5 Temmuz 2012 Perşembe


Helal ediş

Omuzları düşmüş. elindeki birkaç su şişesini bile taşımaktan aciz. sıcağın cehennemle yarıştığı çırılçıplak bir öğlen vaktinde. hayatın olanca koşuşturması içinde.’’ acaba bana da buradan bir nasip çıkar mı?’’ ümidiyle. şuursuz kalabalıkların arasında gezen. yaşlı bir beden. zamanın tüm acımasızlığıyla kendisini yalnızlığa ittiği. alaşağı ettiği. üzerine çullandığı bir adam.
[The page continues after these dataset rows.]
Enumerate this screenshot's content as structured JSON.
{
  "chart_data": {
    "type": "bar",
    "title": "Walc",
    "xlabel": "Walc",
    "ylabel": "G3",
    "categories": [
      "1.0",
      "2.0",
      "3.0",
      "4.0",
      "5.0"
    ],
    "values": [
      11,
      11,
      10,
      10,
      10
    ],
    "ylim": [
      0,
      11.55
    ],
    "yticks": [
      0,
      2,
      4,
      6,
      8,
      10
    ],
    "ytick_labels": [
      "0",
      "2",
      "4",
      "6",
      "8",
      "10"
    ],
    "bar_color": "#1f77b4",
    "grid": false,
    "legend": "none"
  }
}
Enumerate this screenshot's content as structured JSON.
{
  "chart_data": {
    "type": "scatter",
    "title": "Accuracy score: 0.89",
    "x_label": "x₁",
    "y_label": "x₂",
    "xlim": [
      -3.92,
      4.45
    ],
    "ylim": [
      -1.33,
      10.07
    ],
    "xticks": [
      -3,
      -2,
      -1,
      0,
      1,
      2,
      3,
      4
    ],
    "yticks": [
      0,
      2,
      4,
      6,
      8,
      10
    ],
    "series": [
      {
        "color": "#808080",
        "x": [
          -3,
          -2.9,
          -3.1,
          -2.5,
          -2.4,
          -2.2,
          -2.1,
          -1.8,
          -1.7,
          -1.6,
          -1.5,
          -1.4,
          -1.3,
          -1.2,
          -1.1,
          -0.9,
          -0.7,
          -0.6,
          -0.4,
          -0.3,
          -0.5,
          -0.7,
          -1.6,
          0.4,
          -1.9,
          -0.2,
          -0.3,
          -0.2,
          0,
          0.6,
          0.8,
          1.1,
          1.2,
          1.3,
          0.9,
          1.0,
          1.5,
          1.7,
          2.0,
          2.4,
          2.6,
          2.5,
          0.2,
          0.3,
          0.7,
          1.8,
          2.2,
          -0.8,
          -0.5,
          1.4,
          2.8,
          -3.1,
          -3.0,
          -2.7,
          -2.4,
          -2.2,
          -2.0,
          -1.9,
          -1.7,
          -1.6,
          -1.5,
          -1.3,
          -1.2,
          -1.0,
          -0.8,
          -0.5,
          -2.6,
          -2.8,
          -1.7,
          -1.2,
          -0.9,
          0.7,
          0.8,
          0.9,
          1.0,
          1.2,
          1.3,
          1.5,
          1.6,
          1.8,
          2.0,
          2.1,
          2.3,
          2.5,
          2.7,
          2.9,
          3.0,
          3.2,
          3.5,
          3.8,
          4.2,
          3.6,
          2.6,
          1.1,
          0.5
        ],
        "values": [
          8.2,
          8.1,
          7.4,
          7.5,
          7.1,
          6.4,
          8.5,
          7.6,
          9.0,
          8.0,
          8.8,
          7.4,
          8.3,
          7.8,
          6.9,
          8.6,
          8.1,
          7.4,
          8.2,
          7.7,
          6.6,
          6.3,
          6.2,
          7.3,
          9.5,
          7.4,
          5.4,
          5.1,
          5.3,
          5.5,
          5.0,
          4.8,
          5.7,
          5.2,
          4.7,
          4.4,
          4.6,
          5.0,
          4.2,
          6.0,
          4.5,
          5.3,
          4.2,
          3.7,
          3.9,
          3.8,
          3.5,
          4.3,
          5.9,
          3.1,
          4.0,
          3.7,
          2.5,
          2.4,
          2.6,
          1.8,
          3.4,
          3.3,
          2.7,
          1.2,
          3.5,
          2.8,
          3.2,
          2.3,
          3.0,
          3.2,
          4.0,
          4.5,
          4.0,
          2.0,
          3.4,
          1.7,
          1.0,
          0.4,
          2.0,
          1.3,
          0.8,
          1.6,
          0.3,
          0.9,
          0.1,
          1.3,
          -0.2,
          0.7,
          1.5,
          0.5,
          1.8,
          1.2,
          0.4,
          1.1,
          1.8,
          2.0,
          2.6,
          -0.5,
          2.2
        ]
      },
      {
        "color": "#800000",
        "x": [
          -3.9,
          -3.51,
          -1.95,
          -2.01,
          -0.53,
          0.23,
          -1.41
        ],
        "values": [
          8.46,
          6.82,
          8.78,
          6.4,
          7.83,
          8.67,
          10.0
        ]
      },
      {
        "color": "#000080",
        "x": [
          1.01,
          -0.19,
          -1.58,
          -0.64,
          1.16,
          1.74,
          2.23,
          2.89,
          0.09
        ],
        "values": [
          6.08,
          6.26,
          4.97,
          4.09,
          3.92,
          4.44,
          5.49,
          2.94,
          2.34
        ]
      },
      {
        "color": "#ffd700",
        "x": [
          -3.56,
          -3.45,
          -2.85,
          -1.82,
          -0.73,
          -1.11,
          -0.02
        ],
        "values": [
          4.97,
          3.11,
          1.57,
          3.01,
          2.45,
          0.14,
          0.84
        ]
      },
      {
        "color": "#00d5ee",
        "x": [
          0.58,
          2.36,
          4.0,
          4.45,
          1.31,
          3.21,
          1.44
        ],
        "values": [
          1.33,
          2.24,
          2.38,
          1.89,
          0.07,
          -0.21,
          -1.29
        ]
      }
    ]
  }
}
önce kendi yaklaşıyor.’’ su ister misiniz?’’ diye. sonra ‘’hayır.’’ cevabıyla birlikte yoluna devam ediyor. belki ihtiyacı yoktu o gencin. dert oldu içine. ‘’elimde tutarım ne olacak.’’ dedi içinden. bir su istedi yaşlı adamdan. 50 kuruş yerine 1lira verdi. yaşlı adam para üstü vermek için davrandı. genç ‘’kalsın amca.’’ dedi. yaşlı adam da ‘’helal et’’ dedi.

sana bütün haklar helal olsun. sana canlar feda olsun. o 50 kuruş daha kıymetlidir göklerden yerden ve ikisi arasındaki her şeyden.